Short Name |
APP:ETHEREAL:DISTCC-OF |
---|---|
Severity |
Critical |
Recommended |
No |
Recommended Action |
Drop |
Category |
APP |
Keywords |
Ethereal DistCC Protocol Dissector Overflow |
Release Date |
2005/07/13 |
Update Number |
1213 |
Supported Platforms |
idp-4.0+, isg-3.0+, j-series-9.5+, mx-11.4+, srx-12.1+, srx-branch-12.1+, vmx-17.4+, vsrx-12.1+, vsrx3bsd-18.2+ |
This signature detects attempts to exploit a known vulnerability against Ethereal, a network analyzer application. Attackers can send a maliciously crafted DistCC request to a DistCC server. If a user examines a packet capture of this attack using Ethereal 10.10 or below, the pcap overflows the buffer and executes arbitrary code on the Ethereal user's host.

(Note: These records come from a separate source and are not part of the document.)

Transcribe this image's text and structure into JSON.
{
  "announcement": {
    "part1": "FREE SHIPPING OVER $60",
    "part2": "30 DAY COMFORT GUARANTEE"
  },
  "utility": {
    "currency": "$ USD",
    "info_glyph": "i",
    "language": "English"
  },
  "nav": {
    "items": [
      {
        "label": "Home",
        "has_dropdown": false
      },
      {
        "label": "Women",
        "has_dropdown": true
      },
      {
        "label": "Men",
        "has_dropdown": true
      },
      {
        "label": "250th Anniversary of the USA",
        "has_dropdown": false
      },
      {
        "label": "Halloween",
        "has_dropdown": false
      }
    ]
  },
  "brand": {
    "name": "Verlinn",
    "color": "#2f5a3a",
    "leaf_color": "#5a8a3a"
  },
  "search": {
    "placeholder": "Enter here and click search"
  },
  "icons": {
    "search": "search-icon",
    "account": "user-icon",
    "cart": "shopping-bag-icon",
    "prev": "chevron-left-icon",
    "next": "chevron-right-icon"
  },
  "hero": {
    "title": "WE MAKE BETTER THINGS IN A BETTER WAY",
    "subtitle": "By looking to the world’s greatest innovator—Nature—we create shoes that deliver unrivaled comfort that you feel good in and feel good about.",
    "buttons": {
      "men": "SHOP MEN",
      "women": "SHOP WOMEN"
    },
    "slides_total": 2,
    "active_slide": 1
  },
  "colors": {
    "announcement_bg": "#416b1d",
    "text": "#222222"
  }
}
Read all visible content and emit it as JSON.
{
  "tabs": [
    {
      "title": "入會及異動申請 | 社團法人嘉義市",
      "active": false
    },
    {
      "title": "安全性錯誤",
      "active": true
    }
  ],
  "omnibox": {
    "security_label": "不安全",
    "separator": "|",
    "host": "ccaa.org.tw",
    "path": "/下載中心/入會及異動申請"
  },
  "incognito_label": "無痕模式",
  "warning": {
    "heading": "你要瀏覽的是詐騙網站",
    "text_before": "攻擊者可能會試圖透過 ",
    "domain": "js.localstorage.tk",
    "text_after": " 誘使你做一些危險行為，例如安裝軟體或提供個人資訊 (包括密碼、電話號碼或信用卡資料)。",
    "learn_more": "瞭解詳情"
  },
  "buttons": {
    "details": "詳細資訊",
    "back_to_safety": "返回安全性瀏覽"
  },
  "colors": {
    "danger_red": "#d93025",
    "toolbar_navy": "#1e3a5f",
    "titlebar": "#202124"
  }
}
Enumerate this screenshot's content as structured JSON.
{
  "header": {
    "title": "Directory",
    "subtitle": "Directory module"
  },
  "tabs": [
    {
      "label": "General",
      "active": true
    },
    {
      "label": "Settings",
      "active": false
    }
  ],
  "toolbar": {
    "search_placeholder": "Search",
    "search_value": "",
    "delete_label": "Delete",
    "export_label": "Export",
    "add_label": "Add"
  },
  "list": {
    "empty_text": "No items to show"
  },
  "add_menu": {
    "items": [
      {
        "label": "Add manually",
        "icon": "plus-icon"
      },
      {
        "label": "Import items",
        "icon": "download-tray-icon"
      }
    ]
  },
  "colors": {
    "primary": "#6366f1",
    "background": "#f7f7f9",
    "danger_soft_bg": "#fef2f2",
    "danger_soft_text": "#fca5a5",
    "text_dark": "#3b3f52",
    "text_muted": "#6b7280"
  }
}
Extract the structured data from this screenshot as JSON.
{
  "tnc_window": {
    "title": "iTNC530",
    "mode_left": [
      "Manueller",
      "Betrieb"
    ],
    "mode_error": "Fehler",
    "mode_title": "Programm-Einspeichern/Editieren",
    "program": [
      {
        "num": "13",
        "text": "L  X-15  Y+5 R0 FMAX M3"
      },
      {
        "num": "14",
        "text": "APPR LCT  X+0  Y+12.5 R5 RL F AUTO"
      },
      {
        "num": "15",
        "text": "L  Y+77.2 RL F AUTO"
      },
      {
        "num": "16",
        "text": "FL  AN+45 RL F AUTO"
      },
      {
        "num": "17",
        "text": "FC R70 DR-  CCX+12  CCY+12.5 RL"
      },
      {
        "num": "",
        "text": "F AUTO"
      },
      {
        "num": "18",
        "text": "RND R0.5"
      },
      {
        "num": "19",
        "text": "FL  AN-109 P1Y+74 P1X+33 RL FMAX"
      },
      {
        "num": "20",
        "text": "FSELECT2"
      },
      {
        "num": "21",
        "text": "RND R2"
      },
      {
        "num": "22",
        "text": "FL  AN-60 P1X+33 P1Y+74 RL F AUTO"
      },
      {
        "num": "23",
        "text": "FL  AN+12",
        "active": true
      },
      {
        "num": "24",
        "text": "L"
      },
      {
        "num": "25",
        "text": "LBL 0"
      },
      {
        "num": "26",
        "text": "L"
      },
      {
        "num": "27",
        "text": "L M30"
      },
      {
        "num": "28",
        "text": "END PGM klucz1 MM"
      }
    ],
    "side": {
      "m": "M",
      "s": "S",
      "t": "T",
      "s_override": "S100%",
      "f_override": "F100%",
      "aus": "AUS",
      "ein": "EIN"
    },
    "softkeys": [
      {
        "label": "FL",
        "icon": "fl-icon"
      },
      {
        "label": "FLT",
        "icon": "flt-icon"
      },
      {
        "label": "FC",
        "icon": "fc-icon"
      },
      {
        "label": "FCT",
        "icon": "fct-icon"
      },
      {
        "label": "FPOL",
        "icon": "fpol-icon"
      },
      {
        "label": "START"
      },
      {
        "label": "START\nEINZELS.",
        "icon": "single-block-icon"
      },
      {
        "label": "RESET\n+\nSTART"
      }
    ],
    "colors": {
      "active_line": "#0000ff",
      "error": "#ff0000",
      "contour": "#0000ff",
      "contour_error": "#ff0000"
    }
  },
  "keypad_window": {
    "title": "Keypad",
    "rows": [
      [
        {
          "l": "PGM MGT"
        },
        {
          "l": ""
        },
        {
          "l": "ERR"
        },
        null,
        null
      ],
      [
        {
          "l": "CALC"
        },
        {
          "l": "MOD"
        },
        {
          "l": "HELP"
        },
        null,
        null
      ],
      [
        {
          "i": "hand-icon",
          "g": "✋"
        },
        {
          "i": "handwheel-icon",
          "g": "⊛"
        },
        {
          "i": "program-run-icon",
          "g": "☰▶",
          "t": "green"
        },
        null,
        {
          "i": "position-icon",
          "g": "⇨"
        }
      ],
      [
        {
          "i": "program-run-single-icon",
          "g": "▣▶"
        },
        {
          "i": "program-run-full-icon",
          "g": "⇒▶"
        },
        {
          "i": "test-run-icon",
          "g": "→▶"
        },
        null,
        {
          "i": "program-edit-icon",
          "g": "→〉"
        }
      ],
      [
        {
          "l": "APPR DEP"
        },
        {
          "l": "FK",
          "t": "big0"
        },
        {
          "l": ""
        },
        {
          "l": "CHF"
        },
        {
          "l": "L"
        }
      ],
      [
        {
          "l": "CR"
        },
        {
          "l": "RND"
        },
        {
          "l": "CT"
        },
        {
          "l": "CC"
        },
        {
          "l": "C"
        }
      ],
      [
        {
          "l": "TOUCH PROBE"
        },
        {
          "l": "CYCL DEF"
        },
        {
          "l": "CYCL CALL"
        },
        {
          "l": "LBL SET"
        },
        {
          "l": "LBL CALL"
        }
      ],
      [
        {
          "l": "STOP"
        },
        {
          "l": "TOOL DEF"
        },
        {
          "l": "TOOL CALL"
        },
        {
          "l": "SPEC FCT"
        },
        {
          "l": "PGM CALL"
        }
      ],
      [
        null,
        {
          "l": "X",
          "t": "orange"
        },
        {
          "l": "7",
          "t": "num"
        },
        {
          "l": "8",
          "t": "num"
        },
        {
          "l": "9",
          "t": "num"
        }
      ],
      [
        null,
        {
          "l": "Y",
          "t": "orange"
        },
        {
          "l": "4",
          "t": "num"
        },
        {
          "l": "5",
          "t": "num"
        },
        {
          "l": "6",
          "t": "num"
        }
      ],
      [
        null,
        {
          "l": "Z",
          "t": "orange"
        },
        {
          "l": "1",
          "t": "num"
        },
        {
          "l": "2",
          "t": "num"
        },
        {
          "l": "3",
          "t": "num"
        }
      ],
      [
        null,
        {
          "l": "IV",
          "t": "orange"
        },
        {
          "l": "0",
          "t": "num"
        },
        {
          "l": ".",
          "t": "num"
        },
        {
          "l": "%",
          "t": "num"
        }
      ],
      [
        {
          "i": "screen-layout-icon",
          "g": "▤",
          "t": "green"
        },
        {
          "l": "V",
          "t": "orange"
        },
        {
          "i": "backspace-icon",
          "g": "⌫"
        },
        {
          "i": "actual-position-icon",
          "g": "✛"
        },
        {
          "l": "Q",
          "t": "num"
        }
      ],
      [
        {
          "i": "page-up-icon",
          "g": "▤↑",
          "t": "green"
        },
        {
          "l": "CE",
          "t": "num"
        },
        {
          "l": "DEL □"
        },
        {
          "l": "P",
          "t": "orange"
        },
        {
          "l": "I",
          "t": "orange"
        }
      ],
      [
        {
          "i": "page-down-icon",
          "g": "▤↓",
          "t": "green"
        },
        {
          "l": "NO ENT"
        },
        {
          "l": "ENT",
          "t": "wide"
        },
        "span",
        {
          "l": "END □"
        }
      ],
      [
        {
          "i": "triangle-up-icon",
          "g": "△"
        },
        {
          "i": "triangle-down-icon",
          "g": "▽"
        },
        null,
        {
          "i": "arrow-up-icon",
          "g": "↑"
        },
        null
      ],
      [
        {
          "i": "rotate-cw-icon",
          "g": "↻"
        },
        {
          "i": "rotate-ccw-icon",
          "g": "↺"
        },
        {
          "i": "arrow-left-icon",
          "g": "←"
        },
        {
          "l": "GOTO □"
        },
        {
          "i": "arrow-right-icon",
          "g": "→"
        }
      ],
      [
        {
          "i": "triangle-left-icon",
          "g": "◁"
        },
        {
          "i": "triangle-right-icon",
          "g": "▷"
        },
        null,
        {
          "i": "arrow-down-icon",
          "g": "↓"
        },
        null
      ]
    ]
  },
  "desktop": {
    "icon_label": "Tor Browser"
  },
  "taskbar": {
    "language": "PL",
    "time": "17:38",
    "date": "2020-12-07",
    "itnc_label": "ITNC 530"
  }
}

A remote buffer overflow vulnerability affects Ethereal. This issue is due to a failure of the application to securely copy network-derived data into sensitive process buffers. The specific issue exists in the DISTCC protocol dissector. An attacker may exploit this issue to execute arbitrary code with the privileges of the user that activated the vulnerable application. This may facilitate unauthorized access or privilege escalation. This vulnerability affects Ethereal versions 0.8.13 through to 0.10.10. Note that this issue was originally disclosed in BID 13504.